天敵はあなたの応援団である

正直いうと、私は、天敵体質で、特にここ15年ほど、定期的に、「天敵」があらわれ、そのたびに、その相手に対してストレスを感じてきた。

でも、今ならわかる。「天敵」は、本当は、「天敵」ではなく、私の強力な応援団だったのである。天敵だと思っているのは、実は、自分が許してこなかった、自分自身が抑圧している、自分がよくないと思っている面を天敵の中に見ているのだ。だからこそ、反応し、ストレスを感じる。そうではなくて、自分の抑圧してきた面を直視し、それを受け入れ、許すことで、相手への見方が変わり、人生が楽になる。「天敵」はそれを教えてくれる存在、という意味で「応援団」なのである。

私の3人の天敵

最初に天敵を意識したのは、10年ほど前。私が新入社員のときに既に大部長だった人と、いろいろな経緯から、同等で、かつ、対立が起きやすいポジションについたとき。どう考えても、誰がみても、ありとあらゆる会議で、彼からつっかかられ、意地悪された。

次の天敵はそれから5年ほど経ったころあらわれた。今度は、中途で入った同い年の同僚が上司になったとたん、いろいろと私につっかかってきたのだ。電話で1時間近く怒鳴られたこともある。しまいには、人事の友人がみかねて、「もったいないから、辞めて他を探したほうがいいよ」と個人的にアドバイスをくれる始末。

そして、最新の天敵は3年前。転職をした先の顧客の担当部長。私より20歳近くも若くて、優秀なその人は、やはり、何かにつけて、私につっかかってきた。この人との関係を悩み、健康だけが自慢だった私の体調が、明らかに崩れてきて、ついに楽しみにしていたフランス旅行をあきらめ、沖縄のホテルで海の見える部屋に5日間こもりきりになったのが昨年の夏のできごとである。

ここまでお読みの方は既にお気づきと思うが、この3人の、私が勝手に「天敵」と決めつけている人に対して、私は、私の先入観で、彼らの私に対する行動を「つっかかってきた」という自分の解釈で決めつけている。これでは、うまくいくものもうまくいかないのは当然であろう。

さらに、彼らを「つっかからせた」私にも、何らか、彼らを刺激する行動や言動があったはずである。なぜ、そのような言動・行動をとったか。

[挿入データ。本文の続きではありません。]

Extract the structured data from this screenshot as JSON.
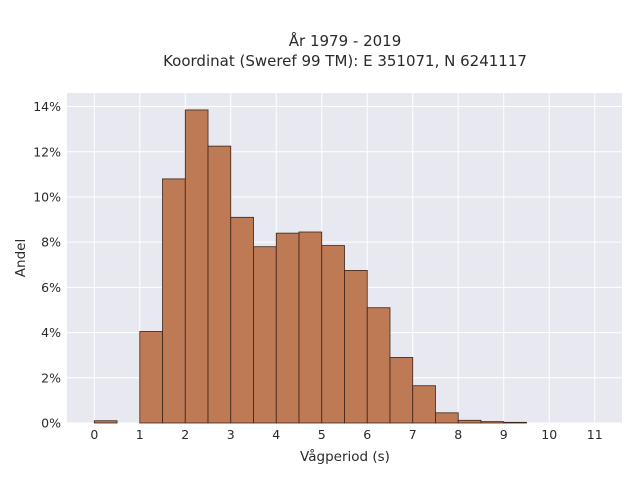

それはおそらく、彼らの中に、私が私の中に本当はあるのだが、見たくないので我慢して抑圧している要素、たとえば、「権威によりかかる」「自分より劣ると思う人に対して傲慢なふるまいをする」「相手の意見に耳を傾けない」などを見つけてしまいい、自分はそれを我慢しているのに、自由にそのような、行動を行う彼らに対して、うらやましさや、腹立たしさを感じてしまったり、自分のダークサイドを見せつけられてしまっているようで、痛くてしかたがないので、反発していたのだろう。

あなたに起きる不本意な現実は、あなたの内面を反映している

そんなことに気づいたのは、昨年の夏休み、沖縄で、お腹をこわしながら、ホテルの部屋の中にこもりきりの生活をしていた時である。それまでの私は、誰かとの対立が起きるたびに、自動的に、無意識に、「私が正しくて、相手が間違っている」と思い込んでいた。今となっては、本当にお恥ずかしい話なのだが、心からそう信じていたのである。

にしても、3人もの強力な天敵が次々とあらわれるとは、何かがおかしい、とその頃の私は薄々気づいていたのであろう。ふと、直観的に手に取った本に書いてあったのは「あなたに起きる不本意な現実は、あなたの内面を反映している」という言葉であった。

滅多に経験しない、身体の不調で、心が弱っていたせいもあるのかもしれないのだが、その言葉は不思議に、すっと私の胎に落ちた。本当にそうなのだろうな、と思った。そして、その先をもっと知りたくなった。

その探求を始めた私は、その後、それまでの悪循環から抜けることができた。そして、今では、会社を辞めて、大好きな福岡県糸島市に移住し、まだ次に何の仕事をするかも決まっていないのに、毎日、感謝と「わくわく」に満たされ、ご機嫌に暮らしている。

それなりの年収を稼いで、外資系企業の雇われ社長をやっていたときは、お金はあったが、心は満たされていなかった。毎日、えもいわれぬ不安とおそれに襲われていた。今は、お金の算段は未だたっていないのだが、心は満たされ、身体はエネルギーに満ちている。この先、何があっても、ご機嫌に生きていける自信がある。

それを教えてくれたのは、私が「天敵」と決めつけていた3人の「恩人」である。と今なら素直に心から思える。

だから、天敵は私の強力な応援団なのである。